The Guinness staff lurked in the background. With every inch he grew, they chuckled gleefully, congratulating him on his new record. Despite Sultan's satisfaction, it was all a little weird. The exception came in the form of Kelly, Guinness's director of HR. Fluent in Turkish, she and Sultan seemed to have a genuine bond. She's met his family, they travel together, and she listens to his concerns about growing old alone. At 27, Sultan is a year older than the average groom in Turkey.
Ah yes: the date. Sultan's first, apparently, played out before the TV cameras. This we could have done without. There was no obvious attempt to humiliate. It just felt a little... invasive. The lady in question – pretty, articulate, softly spoken – was chosen by a friend and had, we were told, not been informed of her dining companion's height in advance. As it happens, I don't believe that for a moment – though if it's true, that's a nasty trick by the producers. In the event, the occasion looked rather nice. It's not hard to imagine Sultan doing this rather well – and winning a girl in the process.
The problem with the Cutting Edge series, from a reviewer's perspective, is that there's not that much to say. There's always a lot of information to regurgitate, often something positive to note about the direction, pace, that sort of thing. But rarely a huge amount more. This is because they're always quite good. Quite good, not amazing, definitely not about to change your life.
And so it was with Breaking a Female Paedophile Ring, which was fascinating largely because it would be impossible to make a film about Colin Blanchard and his group of female accomplices, arrested in 2009, without it being fascinating. Fascinating and horrible and upsetting.

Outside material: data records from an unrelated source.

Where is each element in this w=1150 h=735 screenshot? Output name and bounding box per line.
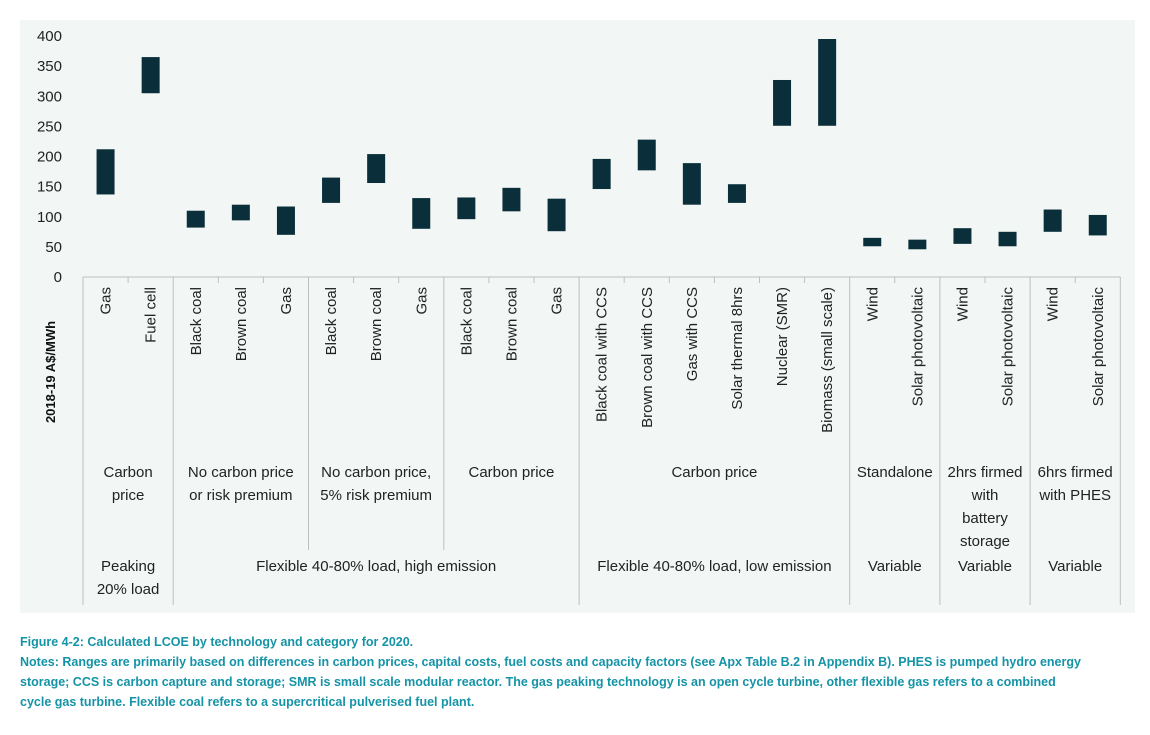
group-label-level2: Flexible 40-80% load, high emission [256, 558, 496, 575]
category-label: Nuclear (SMR) [774, 287, 791, 386]
y-tick-label: 150 [37, 179, 62, 196]
category-label: Brown coal [503, 287, 520, 361]
group-label-level1: Carbon [103, 464, 152, 481]
y-axis-title: 2018-19 A$/MWh [43, 321, 58, 423]
group-label-level2: Variable [1048, 558, 1102, 575]
category-label: Wind [1045, 287, 1062, 321]
range-bar [773, 79, 792, 126]
category-label: Gas [278, 287, 295, 315]
range-bar [863, 237, 882, 247]
category-label: Solar photovoltaic [909, 287, 926, 407]
chart-panel: 0 50 100 150 200 250 300 350 400 2018-19 A$/MWh Ga… [20, 20, 1135, 613]
group-label-level1: with PHES [1038, 487, 1111, 504]
group-label-level2: Flexible 40-80% load, low emission [597, 558, 831, 575]
category-label: Brown coal [368, 287, 385, 361]
group-label-level2: Variable [958, 558, 1012, 575]
caption-title: Figure 4-2: Calculated LCOE by technolog… [20, 635, 414, 649]
caption-notes-line-3: cycle gas turbine. Flexible coal refers … [20, 695, 475, 709]
range-bar [1088, 214, 1107, 236]
y-tick-label: 200 [37, 149, 62, 166]
category-label: Gas [549, 287, 566, 315]
range-bar [637, 139, 656, 171]
group-label-level1: Standalone [857, 464, 933, 481]
category-label: Black coal [458, 287, 475, 355]
category-label: Black coal [188, 287, 205, 355]
y-tick-label: 0 [54, 269, 62, 286]
group-label-level1: Carbon price [671, 464, 757, 481]
range-bar [818, 39, 837, 126]
category-label: Black coal [323, 287, 340, 355]
category-label: Brown coal [233, 287, 250, 361]
range-bar [908, 239, 927, 250]
caption-notes-line-1: Notes: Ranges are primarily based on dif… [20, 655, 1081, 669]
category-label: Solar photovoltaic [1000, 287, 1017, 407]
range-bar [953, 228, 972, 244]
range-bar [727, 184, 746, 203]
range-bar [457, 197, 476, 220]
group-label-level1: battery [962, 510, 1008, 527]
range-bar [682, 163, 701, 205]
caption-notes-line-2: storage; CCS is carbon capture and stora… [20, 675, 1056, 689]
category-label: Wind [864, 287, 881, 321]
lcoe-range-chart: 0 50 100 150 200 250 300 350 400 2018-19 A$/MWh Ga… [37, 28, 1121, 605]
range-bar [186, 210, 205, 228]
range-bar [276, 206, 295, 235]
range-bar [231, 204, 250, 221]
category-label: Fuel cell [143, 287, 160, 343]
group-label-level1: price [112, 487, 145, 504]
range-bar [141, 57, 160, 94]
category-label: Biomass (small scale) [819, 287, 836, 433]
group-label-level1: 5% risk premium [320, 487, 432, 504]
y-tick-label: 250 [37, 118, 62, 135]
category-label: Gas [98, 287, 115, 315]
y-tick-label: 300 [37, 88, 62, 105]
group-label-level2: Variable [868, 558, 922, 575]
figure-caption: Figure 4-2: Calculated LCOE by technolog… [20, 632, 1135, 712]
group-label-level1: Carbon price [469, 464, 555, 481]
range-bar [96, 149, 115, 195]
group-label-level1: storage [960, 533, 1010, 550]
range-bar [502, 187, 521, 212]
y-tick-label: 50 [45, 239, 62, 256]
range-bar [367, 154, 386, 184]
y-tick-label: 400 [37, 28, 62, 45]
y-tick-label: 350 [37, 58, 62, 75]
group-label-level1: No carbon price [188, 464, 294, 481]
range-bar [998, 231, 1017, 247]
range-bar [547, 198, 566, 232]
group-label-level2: 20% load [97, 581, 160, 598]
category-label: Solar thermal 8hrs [729, 287, 746, 410]
category-label: Solar photovoltaic [1090, 287, 1107, 407]
group-label-level2: Peaking [101, 558, 155, 575]
range-bar [592, 158, 611, 190]
range-bar [412, 198, 431, 229]
category-label: Brown coal with CCS [639, 287, 656, 428]
group-label-level1: or risk premium [189, 487, 292, 504]
category-label: Black coal with CCS [594, 287, 611, 422]
group-label-level1: 6hrs firmed [1038, 464, 1113, 481]
group-label-level1: No carbon price, [321, 464, 431, 481]
range-bar [322, 177, 341, 203]
y-tick-label: 100 [37, 209, 62, 226]
group-label-level1: with [971, 487, 999, 504]
group-label-level1: 2hrs firmed [947, 464, 1022, 481]
category-label: Wind [954, 287, 971, 321]
category-label: Gas [413, 287, 430, 315]
category-label: Gas with CCS [684, 287, 701, 381]
range-bar [1043, 209, 1062, 232]
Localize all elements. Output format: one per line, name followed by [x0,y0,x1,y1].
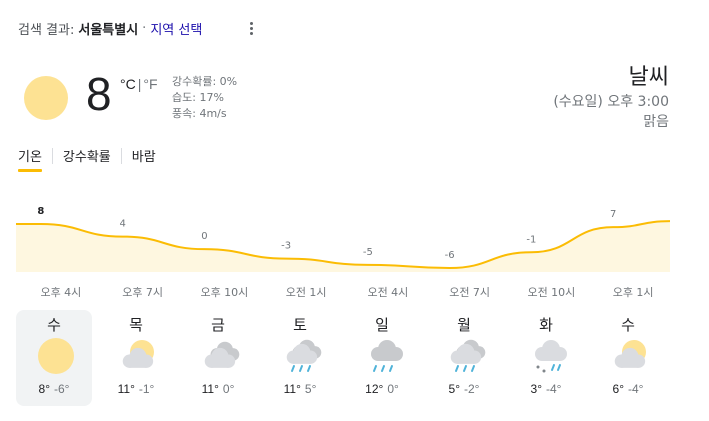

We got to hear the tapes of the various suspects being interviewed, how they changed their stories, slowly dripping details. Interspersed were interviews with various people on the periphery: the niece of one convicted woman, the husband – can you imagine? – of another, the parents at a primary school where one of the women worked. There was a nifty trick of using a pin board, some Post-its and a piece of string to demonstrate the connections between them all. It was gripping – but how could it not be?